Caulfield Group (no reversal from 31/1/2021)
Parliament 12:45 - 1:09
Melbourne Central 12:47 - 1:07
Flagstaff 12:49 - 1:05
Burnley Group
Parliament 12:42 - 1:05
Melbourne Central 12:44 - 1:03
Flagstaff 12:45 - 1:02
Northern Group
Flagstaff 12:48 - 1:03
Melbourne Central 12:50 - 1:01
Parliament 12:52 - 12:59
To summarise, Parliament sees no trains on any line between 12:52 and 12:59, Melbourne Central 12:50 and 1:01 and Flagstaff 12:49 and 1:02. The longest gap per group at any station is 24 minutes at Parliament for the Caulfield group (though this will soon vanish). That is closely followed by the Burnley group at Parliament with 23 minutes. These intervals are longer than the normal frequency on these lines (10 or 15 minutes). Hence if you find yourself at a Loop station in the middle of the day your waiting time can exceed the train frequency if you arrive at the wrong time.
This is not how big city transport is supposed to work. Neither does it optimise usage of expensive infrastructure whose most efficient usage is likely to be in the form of a consistent, connective and versatile network useful for diverse trips beyond the suburb - office peak hour transit that some excessively focus on.

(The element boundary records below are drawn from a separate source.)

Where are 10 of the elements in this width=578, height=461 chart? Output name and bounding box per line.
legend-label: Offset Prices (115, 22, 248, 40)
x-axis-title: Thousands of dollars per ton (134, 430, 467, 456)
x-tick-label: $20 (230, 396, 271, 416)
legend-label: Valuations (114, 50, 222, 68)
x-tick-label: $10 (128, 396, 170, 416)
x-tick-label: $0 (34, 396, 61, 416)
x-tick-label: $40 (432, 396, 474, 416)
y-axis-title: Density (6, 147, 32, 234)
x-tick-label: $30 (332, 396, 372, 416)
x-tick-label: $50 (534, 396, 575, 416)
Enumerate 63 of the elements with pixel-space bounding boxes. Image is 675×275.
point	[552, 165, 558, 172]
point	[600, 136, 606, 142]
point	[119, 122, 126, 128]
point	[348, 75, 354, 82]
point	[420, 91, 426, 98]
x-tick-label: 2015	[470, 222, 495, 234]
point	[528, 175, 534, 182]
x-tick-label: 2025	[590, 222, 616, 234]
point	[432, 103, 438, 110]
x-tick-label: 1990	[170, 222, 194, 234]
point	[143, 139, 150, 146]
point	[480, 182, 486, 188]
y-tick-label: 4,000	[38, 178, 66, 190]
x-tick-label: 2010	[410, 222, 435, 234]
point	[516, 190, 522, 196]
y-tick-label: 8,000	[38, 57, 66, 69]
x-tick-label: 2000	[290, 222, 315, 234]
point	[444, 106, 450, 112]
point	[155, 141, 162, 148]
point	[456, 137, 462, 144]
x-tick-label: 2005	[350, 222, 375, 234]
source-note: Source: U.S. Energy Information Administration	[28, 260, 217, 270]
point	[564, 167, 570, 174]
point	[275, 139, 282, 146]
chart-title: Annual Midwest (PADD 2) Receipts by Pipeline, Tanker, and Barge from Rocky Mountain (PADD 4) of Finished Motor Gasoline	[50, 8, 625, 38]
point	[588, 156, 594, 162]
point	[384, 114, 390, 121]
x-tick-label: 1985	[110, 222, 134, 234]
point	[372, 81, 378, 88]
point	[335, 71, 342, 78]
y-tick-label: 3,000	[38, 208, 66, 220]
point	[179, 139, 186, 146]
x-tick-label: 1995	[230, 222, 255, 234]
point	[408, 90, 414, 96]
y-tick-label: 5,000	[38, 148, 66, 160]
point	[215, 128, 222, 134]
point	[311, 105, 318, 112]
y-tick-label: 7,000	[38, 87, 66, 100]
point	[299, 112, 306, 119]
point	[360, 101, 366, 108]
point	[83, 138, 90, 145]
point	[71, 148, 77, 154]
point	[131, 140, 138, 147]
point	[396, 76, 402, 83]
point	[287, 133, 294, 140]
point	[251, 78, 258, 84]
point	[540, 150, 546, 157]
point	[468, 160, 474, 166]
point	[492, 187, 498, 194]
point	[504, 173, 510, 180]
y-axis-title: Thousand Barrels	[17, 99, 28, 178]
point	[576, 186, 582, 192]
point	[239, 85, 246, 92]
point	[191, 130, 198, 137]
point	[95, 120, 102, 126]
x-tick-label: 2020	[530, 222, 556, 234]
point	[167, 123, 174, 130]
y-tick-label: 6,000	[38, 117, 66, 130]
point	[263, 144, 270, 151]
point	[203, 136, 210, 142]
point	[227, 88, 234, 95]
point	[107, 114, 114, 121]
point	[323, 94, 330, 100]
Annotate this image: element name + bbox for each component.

At 40 the City Loop has done much good but has not fully lived up to its potential as a consistent simplifier of rather than a some-time hindrance to metropolitan train travel. Simplification of the Burnley and then northern group to remove the midday reversals are essential.
After that it could be worth considering more radical capacity-enhancing surgery such as opening parts to facilitate direct Richmond - Parliament - Melbourne Central - Flagstaff - North Melbourne trains. After all most people want to get from A to B, and not around a loop whose geometry suits sightseers more than the majority for whom transport is merely a means to something else.

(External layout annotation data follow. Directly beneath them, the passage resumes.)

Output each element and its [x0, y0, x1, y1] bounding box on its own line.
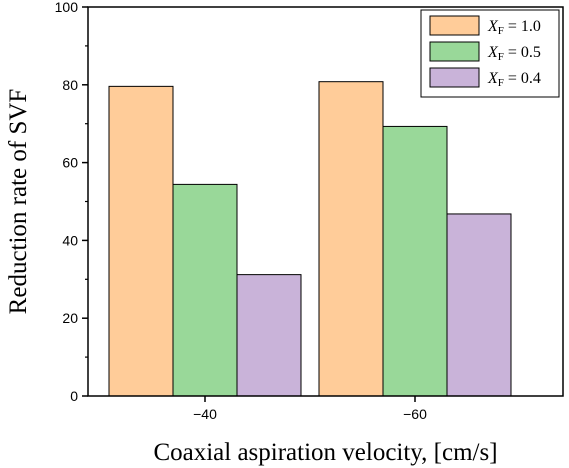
bar-series-0-cat-1 [318, 81, 384, 397]
legend-swatch [429, 41, 480, 62]
x-axis: −40 −60 [193, 396, 427, 422]
legend-label: XF = 1.0 [487, 18, 541, 37]
legend: XF = 1.0 XF = 0.5 XF = 0.4 [420, 9, 560, 98]
y-tick-label: 60 [62, 155, 78, 171]
y-tick-label: 40 [62, 232, 78, 248]
legend-label: XF = 0.4 [487, 70, 541, 89]
bars-group [108, 81, 512, 397]
x-axis-label: Coaxial aspiration velocity, [cm/s] [153, 439, 497, 466]
legend-label: XF = 0.5 [487, 44, 541, 63]
y-tick-label: 20 [62, 310, 78, 326]
legend-swatch [429, 67, 480, 88]
y-axis-label: Reduction rate of SVF [5, 89, 32, 315]
bar-series-0-cat-0 [108, 85, 174, 397]
y-tick-label: 0 [70, 388, 78, 404]
bar-series-1-cat-0 [172, 183, 238, 397]
bar-series-2-cat-0 [236, 274, 302, 397]
y-tick-label: 100 [55, 0, 79, 15]
x-tick-label: −60 [403, 406, 427, 422]
y-axis: 0 20 40 60 80 100 [55, 0, 88, 404]
bar-series-2-cat-1 [446, 213, 512, 397]
y-tick-label: 80 [62, 77, 78, 93]
bar-series-1-cat-1 [382, 125, 448, 397]
x-tick-label: −40 [193, 406, 217, 422]
legend-swatch [429, 15, 480, 36]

See all Timetable Tuesday items here
PS: Curious about public holiday timetables such as applying today? Read the public holiday gamble on Melbourne's buses.
2 comments:
The Caulfield loop midday reversal gap length is ridiculous, given the running time through the loop in under 10 minutes and there are 2 platforms available to the Caulfield loop trains to have trains pass at Flinders Street. It has at least sometimes in the past involved the same train going through the loop in both directions.
The City Loop should have been built with the capacity to run the Burnley (or Caulfield) and Northern Loops as a through line separate from Flinders Street and Spencers St (Southern Cross).

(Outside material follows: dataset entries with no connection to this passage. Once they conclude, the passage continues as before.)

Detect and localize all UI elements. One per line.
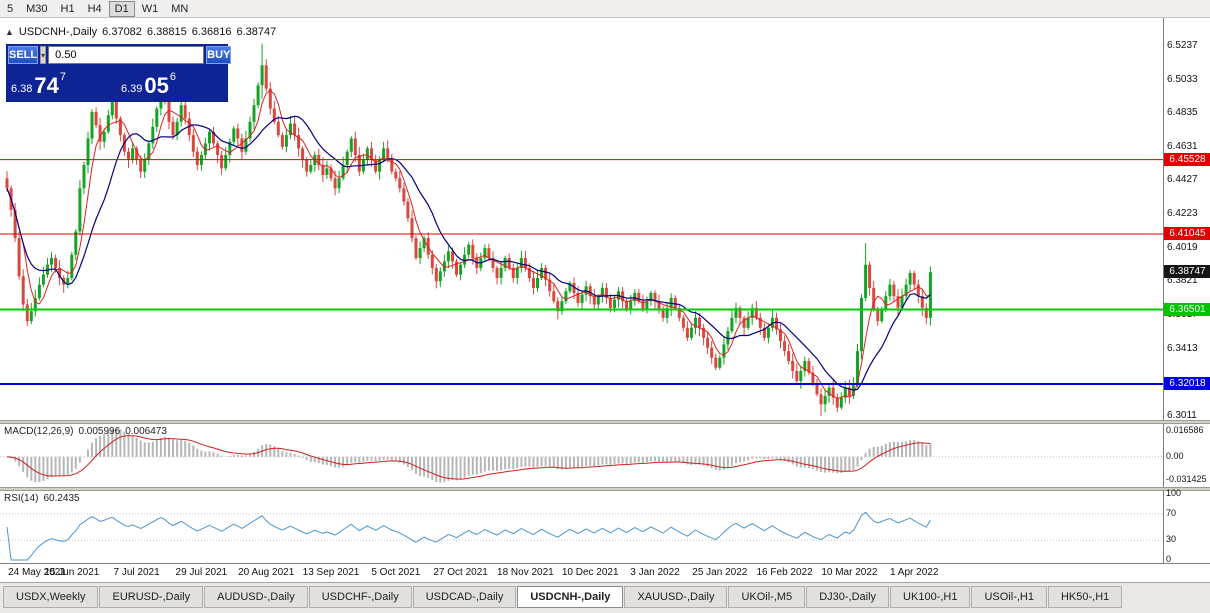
price-badge: 6.32018 <box>1164 376 1210 390</box>
macd-panel: MACD(12,26,9) 0.005996 0.006473 0.016586 0.… <box>0 424 1210 487</box>
date-axis[interactable]: 24 May 2021 15 Jun 2021 7 Jul 2021 29 Jul 2… <box>0 563 1210 582</box>
rsi-value: 60.2435 <box>43 493 80 504</box>
panel-separator[interactable] <box>0 420 1210 424</box>
timeframe-button-h1[interactable]: H1 <box>60 2 75 15</box>
macd-axis-label: 0.016586 <box>1166 425 1204 435</box>
rsi-label: RSI(14) 60.2435 <box>4 493 85 504</box>
date-axis-label: 27 Oct 2021 <box>433 567 488 578</box>
buy-price-sup: 6 <box>169 71 177 83</box>
rsi-axis-label: 30 <box>1166 534 1177 545</box>
chart-tab-xauusd-daily[interactable]: XAUUSD-,Daily <box>624 586 728 608</box>
macd-name: MACD(12,26,9) <box>4 426 74 437</box>
chevron-down-icon: ▾ <box>41 50 46 60</box>
date-axis-label: 3 Jan 2022 <box>630 567 680 578</box>
price-badge: 6.41045 <box>1164 227 1210 241</box>
chart-tab-usdcad-daily[interactable]: USDCAD-,Daily <box>412 586 517 608</box>
lot-spinner-button[interactable]: ▾ <box>40 46 47 64</box>
rsi-axis-label: 0 <box>1166 554 1172 564</box>
rsi-axis[interactable]: 100 70 30 0 <box>1163 488 1210 564</box>
date-axis-label: 18 Nov 2021 <box>497 567 554 578</box>
chart-tab-dj30-daily[interactable]: DJ30-,Daily <box>806 586 890 608</box>
sell-price-prefix: 6.38 <box>11 83 33 95</box>
macd-value-main: 0.005996 <box>78 426 121 437</box>
rsi-panel: RSI(14) 60.2435 100 70 30 0 <box>0 488 1210 564</box>
buy-price-prefix: 6.39 <box>121 83 143 95</box>
main-chart-panel: ▲ USDCNH-,Daily 6.37082 6.38815 6.36816 6.387… <box>0 18 1210 421</box>
timeframe-button-h4[interactable]: H4 <box>87 2 102 15</box>
date-axis-label: 24 May 2021 <box>8 567 66 578</box>
price-axis-label: 6.3011 <box>1167 409 1197 421</box>
buy-price-big: 05 <box>144 73 169 98</box>
chart-tab-eurusd-daily[interactable]: EURUSD-,Daily <box>99 586 204 608</box>
ohlc-open: 6.37082 <box>102 26 142 38</box>
price-axis-label: 6.4427 <box>1167 174 1198 186</box>
date-axis-label: 13 Sep 2021 <box>302 567 360 578</box>
date-axis-label: 10 Mar 2022 <box>821 567 878 578</box>
sell-button[interactable]: SELL <box>8 46 39 64</box>
timeframe-button-m30[interactable]: M30 <box>26 2 48 15</box>
price-axis-label: 6.4223 <box>1167 208 1198 220</box>
chart-symbol-label: USDCNH-,Daily <box>18 26 98 38</box>
date-axis-label: 1 Apr 2022 <box>890 567 939 578</box>
ohlc-low: 6.36816 <box>191 26 232 38</box>
price-badge: 6.45528 <box>1164 152 1210 166</box>
buy-price-display[interactable]: 6.39 05 6 <box>118 66 226 100</box>
sell-price-sup: 7 <box>59 71 67 83</box>
date-axis-label: 29 Jul 2021 <box>175 567 228 578</box>
date-axis-label: 16 Feb 2022 <box>756 567 813 578</box>
sell-price-big: 74 <box>34 73 59 98</box>
chart-tab-audusd-daily[interactable]: AUDUSD-,Daily <box>204 586 308 608</box>
macd-chart <box>0 428 1163 483</box>
timeframe-button-5[interactable]: 5 <box>7 2 14 15</box>
price-badge: 6.36501 <box>1164 302 1210 316</box>
sell-price-display[interactable]: 6.38 74 7 <box>8 66 116 100</box>
price-axis[interactable]: 6.5237 6.5033 6.4835 6.4631 6.4427 6.4223 6.40… <box>1163 18 1210 421</box>
price-axis-label: 6.5033 <box>1167 73 1198 85</box>
candlestick-chart[interactable] <box>0 18 1163 420</box>
date-axis-label: 10 Dec 2021 <box>561 567 619 578</box>
buy-button[interactable]: BUY <box>206 46 232 64</box>
rsi-axis-label: 100 <box>1166 488 1182 498</box>
panel-separator[interactable] <box>0 487 1210 491</box>
price-axis-label: 6.4631 <box>1167 140 1198 152</box>
macd-axis[interactable]: 0.016586 0.00 -0.031425 <box>1163 424 1210 487</box>
timeframe-button-d1[interactable]: D1 <box>108 0 135 17</box>
collapse-trade-panel-icon[interactable]: ▲ <box>5 27 14 37</box>
date-axis-label: 20 Aug 2021 <box>238 567 295 578</box>
chart-ohlc-header: ▲ USDCNH-,Daily 6.37082 6.38815 6.36816 6.387… <box>5 26 281 38</box>
chart-tabs-bar: USDX,Weekly EURUSD-,Daily AUDUSD-,Daily USD… <box>0 582 1210 613</box>
date-axis-label: 5 Oct 2021 <box>371 567 421 578</box>
date-axis-label: 15 Jun 2021 <box>44 567 100 578</box>
price-axis-label: 6.3821 <box>1167 275 1198 287</box>
price-axis-label: 6.4019 <box>1167 242 1198 254</box>
rsi-name: RSI(14) <box>4 493 39 504</box>
one-click-trading-panel: SELL ▾ BUY 6.38 74 7 6.39 05 6 <box>6 44 232 102</box>
date-axis-label: 7 Jul 2021 <box>113 567 160 578</box>
ohlc-high: 6.38815 <box>146 26 187 38</box>
chart-tab-usdx-weekly[interactable]: USDX,Weekly <box>3 586 99 608</box>
price-axis-label: 6.4835 <box>1167 106 1198 118</box>
rsi-axis-label: 70 <box>1166 507 1177 518</box>
rsi-chart <box>0 511 1163 561</box>
macd-axis-label: -0.031425 <box>1166 474 1207 484</box>
chart-tab-ukoil-m5[interactable]: UKOil-,M5 <box>728 586 806 608</box>
lot-size-input[interactable] <box>48 46 205 64</box>
chart-tab-hk50-h1[interactable]: HK50-,H1 <box>1047 586 1123 608</box>
macd-label: MACD(12,26,9) 0.005996 0.006473 <box>4 426 172 437</box>
chart-tab-usdchf-daily[interactable]: USDCHF-,Daily <box>308 586 412 608</box>
macd-axis-label: 0.00 <box>1166 450 1184 461</box>
price-badge: 6.38747 <box>1164 265 1210 279</box>
macd-value-signal: 0.006473 <box>125 426 167 437</box>
ohlc-close: 6.38747 <box>236 26 277 38</box>
date-axis-label: 25 Jan 2022 <box>692 567 748 578</box>
chart-tab-usdcnh-daily[interactable]: USDCNH-,Daily <box>517 586 624 608</box>
chart-tab-uk100-h1[interactable]: UK100-,H1 <box>890 586 971 608</box>
timeframe-button-mn[interactable]: MN <box>171 2 189 15</box>
timeframe-button-w1[interactable]: W1 <box>141 2 159 15</box>
price-axis-label: 6.3413 <box>1167 342 1198 354</box>
timeframe-toolbar: 5 M30 H1 H4 D1 W1 MN <box>0 0 1210 18</box>
price-axis-label: 6.5237 <box>1167 39 1198 51</box>
chart-tab-usoil-h1[interactable]: USOil-,H1 <box>971 586 1047 608</box>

The dropping of the originally planned cross platform transfer at Richmond for the Caulfield group trains was sub-optimal for transferring passengers.
The City Loop could have been much more complicated if the plan for a single track tunnel from Museum (Melbourne Central), via a single platform underground Fitzroy station, to Clifton Hill (and also the Doncaster line), operating with the same flow patterns as the Clifton Hill loop and the counter-peak movements via a third track on the existing Clifton Hill-Princes Bridge alignment.
Talking about kidnapping - I remember an incident many years ago - not sure of the order but either a Burnley group train arrived from Flinders Street on Platform 9 at Southern Cross or a Clifton Hill group train arrived on Platform 10 - you can see the problem - solution was to basically swap trains - when we got to Clifton Hill one passenger was very confused the train wasn't going to Box Hill!